Is violation of DRY principle always bad? [closed]
Those are entirely valid reasons to violate DRY. I should add a third: performance. It's rarely a big deal, but it can make a difference, and abstraction can risk slowing things down.
Actually, I'll add a fourth: wasting time and potentially introducing new bugs by changing two (or more) parts of a codebase that might already be working just fine. Is it worth the cost of figuring out how to abstract these things if you don't have to and it probably won't save any or much time in the future?
Typically, duplicated code is not ideal, but there are certainly compelling reasons to allow it, probably including further reasons than what the OP and myself have suggested.
Let's try to understand why DRY is important, and then we can understand where breaking the rule is reasonable:
DRY should be used to avoid the situation where two pieces of code are conceptually doing some of the same work, so whenever you change the code in one place you have to change the code in the other place. If the same logic is in two separate places, then you have to always remember to change the logic in both places, which can be quite error prone. This can apply at any scale. It can be an entire application that is being duplicated or it can be a single constant value. There also may not be any repeated code at all, it may just be a repeated principle. You have to ask "If I were to make a change in one place, would I necessarily need to make an equivalent change somewhere else?". If the answer is "yes", then the code is violating DRY.

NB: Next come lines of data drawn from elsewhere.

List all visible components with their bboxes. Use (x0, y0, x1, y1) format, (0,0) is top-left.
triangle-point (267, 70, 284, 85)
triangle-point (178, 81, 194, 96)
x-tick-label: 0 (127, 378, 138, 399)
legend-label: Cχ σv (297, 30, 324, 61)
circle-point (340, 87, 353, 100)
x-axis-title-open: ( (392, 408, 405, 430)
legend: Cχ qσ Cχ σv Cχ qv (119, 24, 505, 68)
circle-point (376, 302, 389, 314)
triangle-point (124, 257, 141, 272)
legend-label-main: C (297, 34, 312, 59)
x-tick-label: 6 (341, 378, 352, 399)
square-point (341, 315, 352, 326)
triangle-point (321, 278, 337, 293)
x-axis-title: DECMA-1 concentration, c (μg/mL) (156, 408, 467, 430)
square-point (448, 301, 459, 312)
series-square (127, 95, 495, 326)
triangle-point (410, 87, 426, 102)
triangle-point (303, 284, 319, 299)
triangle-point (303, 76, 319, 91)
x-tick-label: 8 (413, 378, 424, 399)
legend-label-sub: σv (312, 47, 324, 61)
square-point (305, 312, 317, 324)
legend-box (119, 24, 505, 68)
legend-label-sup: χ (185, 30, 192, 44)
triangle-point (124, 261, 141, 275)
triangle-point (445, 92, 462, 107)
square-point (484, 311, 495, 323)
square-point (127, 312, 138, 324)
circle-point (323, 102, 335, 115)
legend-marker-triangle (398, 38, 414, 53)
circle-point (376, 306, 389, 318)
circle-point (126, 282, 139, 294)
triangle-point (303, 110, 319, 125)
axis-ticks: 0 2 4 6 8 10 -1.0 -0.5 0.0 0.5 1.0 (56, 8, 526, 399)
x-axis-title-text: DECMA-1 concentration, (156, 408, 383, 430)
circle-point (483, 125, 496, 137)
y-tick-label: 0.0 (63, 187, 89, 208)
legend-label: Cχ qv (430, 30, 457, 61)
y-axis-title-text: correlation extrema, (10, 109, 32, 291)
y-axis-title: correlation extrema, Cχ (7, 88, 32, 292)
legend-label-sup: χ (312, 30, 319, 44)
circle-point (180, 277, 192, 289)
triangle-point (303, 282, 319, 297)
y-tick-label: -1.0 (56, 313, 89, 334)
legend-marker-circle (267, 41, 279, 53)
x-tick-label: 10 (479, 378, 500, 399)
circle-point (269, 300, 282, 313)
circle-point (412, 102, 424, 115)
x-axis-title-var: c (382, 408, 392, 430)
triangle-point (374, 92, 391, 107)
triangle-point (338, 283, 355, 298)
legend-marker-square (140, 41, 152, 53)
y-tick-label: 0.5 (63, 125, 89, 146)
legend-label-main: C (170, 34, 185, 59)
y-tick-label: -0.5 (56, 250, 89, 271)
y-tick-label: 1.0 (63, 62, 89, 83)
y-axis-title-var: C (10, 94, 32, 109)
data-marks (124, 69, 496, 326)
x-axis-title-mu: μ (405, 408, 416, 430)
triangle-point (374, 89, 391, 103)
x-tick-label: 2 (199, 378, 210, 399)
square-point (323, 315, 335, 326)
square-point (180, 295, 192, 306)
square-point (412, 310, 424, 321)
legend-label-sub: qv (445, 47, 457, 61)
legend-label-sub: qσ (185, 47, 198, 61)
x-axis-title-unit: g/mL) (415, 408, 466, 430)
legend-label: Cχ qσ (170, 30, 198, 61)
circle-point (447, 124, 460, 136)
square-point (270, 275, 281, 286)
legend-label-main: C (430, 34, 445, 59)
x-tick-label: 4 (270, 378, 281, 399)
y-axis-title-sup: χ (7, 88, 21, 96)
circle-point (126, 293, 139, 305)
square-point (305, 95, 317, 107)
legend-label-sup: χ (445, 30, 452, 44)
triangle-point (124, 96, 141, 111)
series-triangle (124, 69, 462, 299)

Imagine that you have a line like this in your program:
cost = price + price*0.10 // account for sales tax
and somewhere else in your program, you have a similar line:
x = base_price*1.1; // account for sales tax
If the sales tax changes, you are going to need to change both of those lines. There is almost no repeated code here, but the fact that if you make a change in one place it requires a change in another place is what makes the code not DRY. What's more, it may be very difficult to realize that you have to make the change in two places. Maybe your unit tests will catch it, but maybe not, so getting rid of the duplication is important. Maybe you would factor the value of the sales tax into a separate constant that can be used in multiple places:
cost = price + price*sales_tax;
x = base_price*(1.0+sales_tax);
or maybe create a function to abstract it even more:
cost = costWithTax(price);
x = costWithTax(base_price);
Either way, it is very likely to be worth the trouble.
Alternatively, you may have code that looks very similar but isn't violating DRY:
x = base_price * 1.1; // add 10% markup for premium service
If you were to change the way sales tax is calculated, you wouldn't want to change that line of code, so it isn't actually repeating any logic.
There are also cases where having to make the same change in multiple places is okay. For example, maybe you have code like this:
a0 = f(0);
a1 = f(1);
This code isn't DRY in a few ways. For example, if you were to change the name of function f
, you would have to change two places. You could perhaps make the code more DRY by creating a small loop and turning a
into an array. However, this particular duplication isn't a big deal. First, the two changes are very close together, so accidentally changing one without changing the other is unlikely. Second, if you are in a compiled language, then the compiler will most likely catch the problem anyway. If you are not in a compiled language, then hopefully your unit tests will catch it.
There are many good reasons to make your code DRY, but there are many good reasons not to also.
Yes, certain code duplications are notoriously difficult to factor out without making the readability significantly worse. In such situations I leave a TODO
in comments as a reminder that there is some duplication but at the time of writing it seemed better to leave it like that.
Usually what happens is what you write in your first point, the duplications diverge and are no longer duplications. It also happens that the duplication is a sign of a design issue but it only becomes clear later.
Long story short: try to avoid duplication; if the duplication is notoriously difficult to factor out and at the time of writing harmless, just leave a comment as a reminder.
See also 97 Things Every Programmer Should Know:
p. 14. Beware the Share by Udi Dahan
The fact that two wildly different parts of the system performed some logic in the same way meant less than I thought. Up until I had pulled out those libraries of shared code, these parts were not dependent on each other. Each could evolve independently. Each could change its logic to suit the needs of the system’s changing business environment. Those four lines of similar code were accidental—a temporal anomaly, a coincidence.
In that case, he created dependece between two parts of the system that were better kept independent. The solution was essentially duplication.